Friday, October 29, 2010

Cranberries




The Cranberry. What an amazing little fruit.







But it's not one that I have ever experienced a mad craving for...like M&Ms
Not that M&Ms are a fruit.
Duh.







I liken them to dancing the Macarena...not much to look at by itself,  but awesome when accompanying other performers.







And so when I saw them sitting in the produce section next to the sugary sweet Honeycrisp apples I tossed them in my basket.
I also grabbed some of those apples.
I was thinking about making an apple crisp with cranberries. But that didn't happen because the kids ate half of the apples in the store, where they politely threw the cores away in the cashier's garbage can...and the rest in the car on the way home, where they tossed their cores on the floor.

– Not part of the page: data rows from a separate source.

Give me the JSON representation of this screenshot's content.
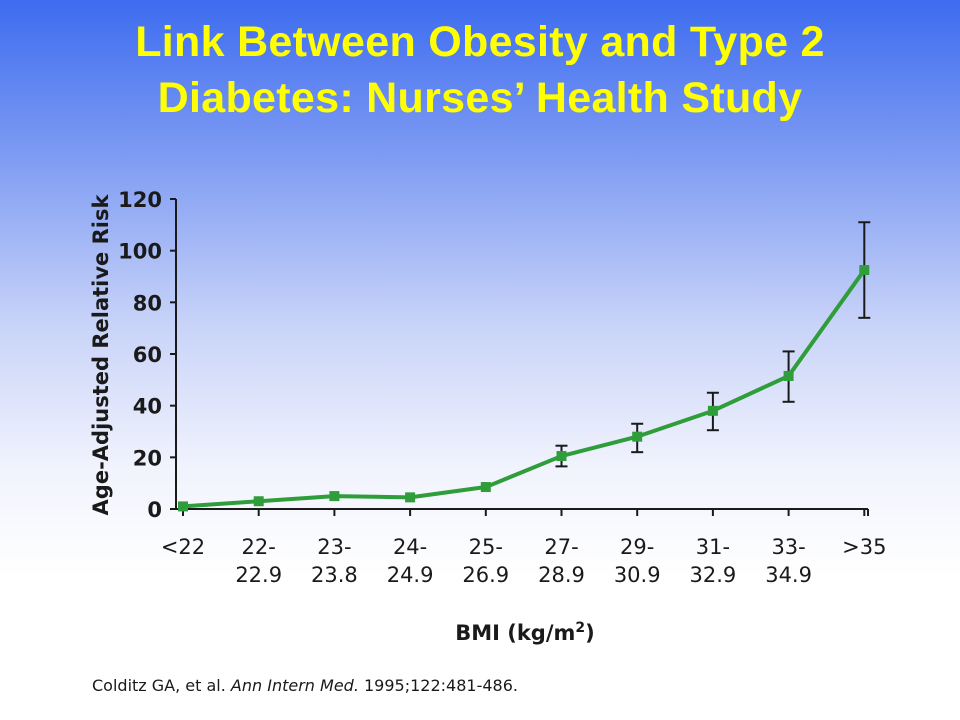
{
  "slide": {
    "title_line1": "Link Between Obesity and Type 2",
    "title_line2": "Diabetes: Nurses’ Health Study"
  },
  "citation": {
    "authors": "Colditz GA, et al.",
    "journal": "Ann Intern Med.",
    "details": "1995;122:481-486."
  },
  "colors": {
    "title": "#ffff00",
    "series_line": "#2e9d3a",
    "axis": "#1a1a1a"
  },
  "chart_data": {
    "type": "line",
    "title": "",
    "xlabel": "BMI (kg/m²)",
    "ylabel": "Age-Adjusted Relative Risk",
    "ylim": [
      0,
      120
    ],
    "yticks": [
      0,
      20,
      40,
      60,
      80,
      100,
      120
    ],
    "categories": [
      [
        "<22"
      ],
      [
        "22-",
        "22.9"
      ],
      [
        "23-",
        "23.8"
      ],
      [
        "24-",
        "24.9"
      ],
      [
        "25-",
        "26.9"
      ],
      [
        "27-",
        "28.9"
      ],
      [
        "29-",
        "30.9"
      ],
      [
        "31-",
        "32.9"
      ],
      [
        "33-",
        "34.9"
      ],
      [
        ">35"
      ]
    ],
    "series": [
      {
        "values": [
          1,
          3,
          5,
          4.5,
          8.5,
          20.5,
          28,
          38,
          51.5,
          92.5
        ],
        "error_low": [
          null,
          null,
          null,
          null,
          null,
          16.5,
          22,
          30.5,
          41.5,
          74
        ],
        "error_high": [
          null,
          null,
          null,
          null,
          null,
          24.5,
          33,
          45,
          61,
          111
        ]
      }
    ],
    "grid": false
  }
}
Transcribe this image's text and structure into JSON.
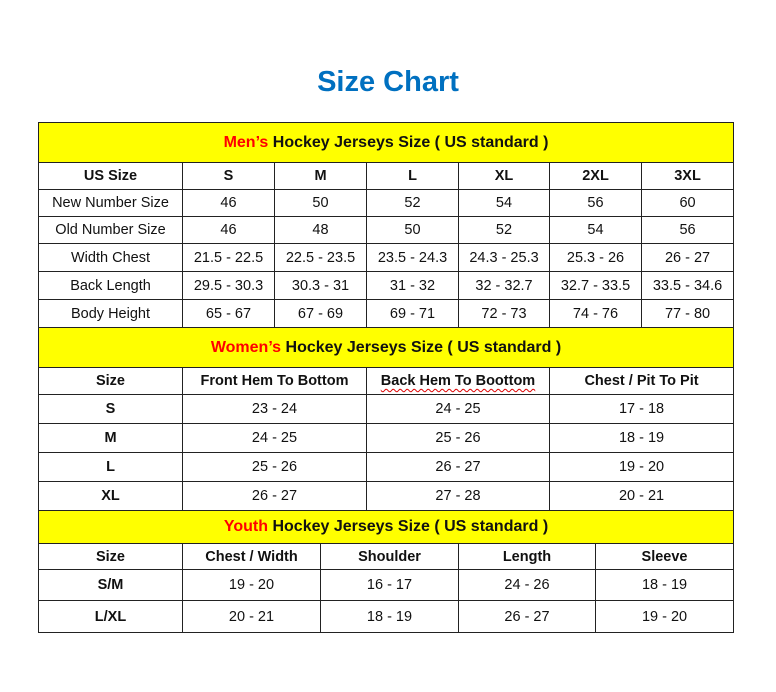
{
  "title": "Size Chart",
  "colors": {
    "title": "#0070c0",
    "header_bg": "#ffff00",
    "accent": "#ff0000"
  },
  "men": {
    "accent": "Men’s",
    "heading": " Hockey Jerseys Size ( US standard )",
    "columns": [
      "US Size",
      "S",
      "M",
      "L",
      "XL",
      "2XL",
      "3XL"
    ],
    "rows": [
      [
        "New Number Size",
        "46",
        "50",
        "52",
        "54",
        "56",
        "60"
      ],
      [
        "Old Number Size",
        "46",
        "48",
        "50",
        "52",
        "54",
        "56"
      ],
      [
        "Width Chest",
        "21.5 - 22.5",
        "22.5 - 23.5",
        "23.5 - 24.3",
        "24.3 - 25.3",
        "25.3 - 26",
        "26 - 27"
      ],
      [
        "Back Length",
        "29.5 - 30.3",
        "30.3 - 31",
        "31 - 32",
        "32 - 32.7",
        "32.7 - 33.5",
        "33.5 - 34.6"
      ],
      [
        "Body Height",
        "65 - 67",
        "67 - 69",
        "69 - 71",
        "72 - 73",
        "74 - 76",
        "77 - 80"
      ]
    ]
  },
  "women": {
    "accent": "Women’s",
    "heading": " Hockey Jerseys Size ( US standard )",
    "columns": [
      "Size",
      "Front Hem To Bottom",
      "Back Hem To Boottom",
      "Chest / Pit To Pit"
    ],
    "rows": [
      [
        "S",
        "23 - 24",
        "24 - 25",
        "17 - 18"
      ],
      [
        "M",
        "24 - 25",
        "25 - 26",
        "18 - 19"
      ],
      [
        "L",
        "25 - 26",
        "26 - 27",
        "19 - 20"
      ],
      [
        "XL",
        "26 - 27",
        "27 - 28",
        "20 - 21"
      ]
    ]
  },
  "youth": {
    "accent": "Youth",
    "heading": " Hockey Jerseys Size ( US standard )",
    "columns": [
      "Size",
      "Chest / Width",
      "Shoulder",
      "Length",
      "Sleeve"
    ],
    "rows": [
      [
        "S/M",
        "19 - 20",
        "16 - 17",
        "24 - 26",
        "18 - 19"
      ],
      [
        "L/XL",
        "20 - 21",
        "18 - 19",
        "26 - 27",
        "19 - 20"
      ]
    ]
  }
}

Plan B: Cranberry Oatmeal cookies. My friend Susan had made these a while back and swore they were amazing. Best. Cookies. Ever. So I was told. I never had the luxury of tasting one because I moved 2000 miles away from her.
Bummer.






 I pressed 'S' on my phone which magically connects me to her {truth be told, I couldn't recite her number to save my life} and asked for her recipe which she willingly shared. Now, I realize that the rest of you probably won't be connected to Susan if you press 'S' on your phone, but you can find her recipe here.







I tweaked mine a little because I found the humidity in the South is greater than that in the North, as are hand gestures...polite ones in any case.  My cookies tended spread a little so I added more flour than she calls for. Also, I squeezed in half an orange...for no other reason than it was sitting on my counter; remnant of a earlier breakfast.






 These also make great bars if your lazy pressed for time, which is why I made some in little tart pans.






Orange Cranberry Oatmeal Cookies

8oz Vegan Butter (Earth Balance)*
1 cup packed brown sugar
1/2 cup  cane sugar
2 eggs
1 1/2 tsp. vanilla
2 cups whole wheat pastry flour
1 tsp. baking soda
2 tsp. cinnamon
1/4 tsp. salt
3 1/2 cups whole oats
1 cup raw cranberries, rinsed

Preheat oven to 350 degrees.  Combine flour, soda, cinnamon and salt and set aside.  Cream together butter and sugars until light and fluffy. Add eggs and vanilla and beat well.  Add flour mixture and stir until well-blended.  Add oats and cranberries and mix well.  Spoon heaping teaspoonfuls of batter onto ungreased baking tray or parchment paper on tray. Bake 11 minutes or until golden brown. Cool on wire rack before munching. Enjoy!